Another CIPB top ten list places China as the current world leader in malicious internet activity. Brazil and Russia take second and third place respectively. The US is not on the list.

SPAMHAUS’ list of the 10 Worst Botnet Countries

  1. India
  2. China
  3. Vietnam
  4. Iran
  5. Thailand
  6. Brazil
  7. Indonesia
  8. Pakistan
  9. Algeria
  10. Russia

Overall, the real issue with trying to verify email addresses from China is not how they look complicated and fake, but that the country is a hot bed for malicious activity. Just because an email address is deliverable, doesn’t mean that it is good or safe. In some cases, it would not be surprising to see one out of three email addresses from China turn out to be a bot and/or disposable.

How Email Validation can help

So how can you differentiate between, say, a legitimate alphanumeric email address that looks suspicious versus a spambot?

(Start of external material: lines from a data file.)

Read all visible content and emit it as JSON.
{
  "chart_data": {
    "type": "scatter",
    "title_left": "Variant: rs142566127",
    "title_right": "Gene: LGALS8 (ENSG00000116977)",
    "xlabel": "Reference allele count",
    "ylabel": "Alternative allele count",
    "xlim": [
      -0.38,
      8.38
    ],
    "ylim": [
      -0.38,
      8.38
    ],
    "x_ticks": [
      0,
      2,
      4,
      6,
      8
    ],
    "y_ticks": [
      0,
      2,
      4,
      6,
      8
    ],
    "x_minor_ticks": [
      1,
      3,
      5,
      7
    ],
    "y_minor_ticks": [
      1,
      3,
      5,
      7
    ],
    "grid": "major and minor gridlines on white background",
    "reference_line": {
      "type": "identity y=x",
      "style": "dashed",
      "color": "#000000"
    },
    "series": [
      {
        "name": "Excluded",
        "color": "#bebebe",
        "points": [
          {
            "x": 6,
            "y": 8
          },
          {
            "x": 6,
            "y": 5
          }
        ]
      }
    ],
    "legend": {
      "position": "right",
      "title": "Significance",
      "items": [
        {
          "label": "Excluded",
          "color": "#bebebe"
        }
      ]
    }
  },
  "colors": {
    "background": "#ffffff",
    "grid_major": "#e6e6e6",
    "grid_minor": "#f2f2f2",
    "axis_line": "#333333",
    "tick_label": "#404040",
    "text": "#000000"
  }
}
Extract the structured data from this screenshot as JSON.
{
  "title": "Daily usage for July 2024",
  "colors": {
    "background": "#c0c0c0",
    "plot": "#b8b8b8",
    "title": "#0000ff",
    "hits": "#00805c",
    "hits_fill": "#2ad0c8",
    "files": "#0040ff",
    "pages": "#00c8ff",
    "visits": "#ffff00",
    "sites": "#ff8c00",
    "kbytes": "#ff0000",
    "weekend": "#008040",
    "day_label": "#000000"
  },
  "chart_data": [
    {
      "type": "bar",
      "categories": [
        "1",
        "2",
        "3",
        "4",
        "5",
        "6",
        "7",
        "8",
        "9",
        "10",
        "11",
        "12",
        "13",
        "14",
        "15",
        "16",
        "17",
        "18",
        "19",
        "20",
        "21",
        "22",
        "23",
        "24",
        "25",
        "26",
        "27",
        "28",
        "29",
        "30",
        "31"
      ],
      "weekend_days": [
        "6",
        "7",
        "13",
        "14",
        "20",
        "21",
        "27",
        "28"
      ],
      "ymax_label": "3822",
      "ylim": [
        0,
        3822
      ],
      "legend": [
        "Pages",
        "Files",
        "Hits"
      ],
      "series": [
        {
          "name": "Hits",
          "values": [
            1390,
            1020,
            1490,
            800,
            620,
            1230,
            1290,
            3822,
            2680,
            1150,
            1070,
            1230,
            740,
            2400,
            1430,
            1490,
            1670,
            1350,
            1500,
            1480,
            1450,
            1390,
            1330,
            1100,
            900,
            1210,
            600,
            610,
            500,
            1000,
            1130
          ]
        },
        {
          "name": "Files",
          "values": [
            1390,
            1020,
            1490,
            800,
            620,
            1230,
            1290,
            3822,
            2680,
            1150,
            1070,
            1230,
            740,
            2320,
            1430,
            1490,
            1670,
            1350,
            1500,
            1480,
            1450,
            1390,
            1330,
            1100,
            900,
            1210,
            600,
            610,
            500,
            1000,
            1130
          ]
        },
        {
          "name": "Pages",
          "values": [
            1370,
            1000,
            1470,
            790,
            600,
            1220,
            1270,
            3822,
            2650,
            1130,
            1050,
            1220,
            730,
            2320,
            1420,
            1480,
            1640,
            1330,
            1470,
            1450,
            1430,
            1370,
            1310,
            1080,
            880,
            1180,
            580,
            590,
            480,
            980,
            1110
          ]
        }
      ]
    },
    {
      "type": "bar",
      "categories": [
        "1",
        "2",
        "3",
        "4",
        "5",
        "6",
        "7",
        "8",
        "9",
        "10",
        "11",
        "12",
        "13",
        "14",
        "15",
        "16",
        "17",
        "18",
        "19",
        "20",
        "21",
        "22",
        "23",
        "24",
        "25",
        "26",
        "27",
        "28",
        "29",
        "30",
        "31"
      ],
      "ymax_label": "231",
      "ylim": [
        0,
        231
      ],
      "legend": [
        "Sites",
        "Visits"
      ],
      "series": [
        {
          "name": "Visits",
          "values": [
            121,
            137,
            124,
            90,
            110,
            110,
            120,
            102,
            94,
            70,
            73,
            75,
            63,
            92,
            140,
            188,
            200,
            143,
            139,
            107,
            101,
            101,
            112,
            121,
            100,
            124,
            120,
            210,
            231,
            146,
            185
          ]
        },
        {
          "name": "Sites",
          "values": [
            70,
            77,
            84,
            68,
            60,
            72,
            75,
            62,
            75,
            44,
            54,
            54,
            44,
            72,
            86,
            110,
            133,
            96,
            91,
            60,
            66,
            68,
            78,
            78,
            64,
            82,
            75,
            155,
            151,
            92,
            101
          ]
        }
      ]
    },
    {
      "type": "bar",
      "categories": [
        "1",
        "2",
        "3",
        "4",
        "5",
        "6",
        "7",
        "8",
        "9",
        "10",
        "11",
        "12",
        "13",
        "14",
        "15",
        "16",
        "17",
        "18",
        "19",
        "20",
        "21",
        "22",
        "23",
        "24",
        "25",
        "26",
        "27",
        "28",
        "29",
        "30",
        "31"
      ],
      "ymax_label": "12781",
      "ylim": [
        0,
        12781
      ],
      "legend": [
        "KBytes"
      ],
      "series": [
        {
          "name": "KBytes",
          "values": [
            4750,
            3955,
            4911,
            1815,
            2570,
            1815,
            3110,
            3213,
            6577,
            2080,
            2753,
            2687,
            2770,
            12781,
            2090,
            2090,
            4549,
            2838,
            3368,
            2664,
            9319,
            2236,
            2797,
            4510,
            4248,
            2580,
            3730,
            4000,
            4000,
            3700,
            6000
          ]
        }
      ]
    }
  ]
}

Our DOTS Email Validation product can help you navigate some of the challenges and complexities of email data quality, particularly for contact or marketing with international addresses.

Our Email Validation service tests emails at multiple distinct levels.

  • First, of course, we check for basic syntax errors, common domain typos and perform a DNS or domain name check to make sure the domain exists and has a valid MX record.
  • We also perform a comprehensive SMTP check by communicating directly with the target mail server to determine three key pieces of information; is the server working, will it accept any address and will it accept a specific address.
  • Finally, we perform multiple integrity checks to see if the email address is associated with problematic addresses and services like; spam-traps, known disposable address providers and blacklisted servers.

Ultimately determining if the email address is a real, functioning email address.

Circling back to the Chinese email addresses we discussed earlier: our Email Validation service can validate these with no problem, but clients often get confused when these emails get a low score. We verify that they are deliverable, but give them a low score because of problems such as being bots or malicious. It is then up to you to decide whether you want to take the risk of using these email addresses or not. So in closing, understand that numerical or nonsensical emails from other countries are often OK is a good first step, but automated validation can help you make an informed decision on whether to use them.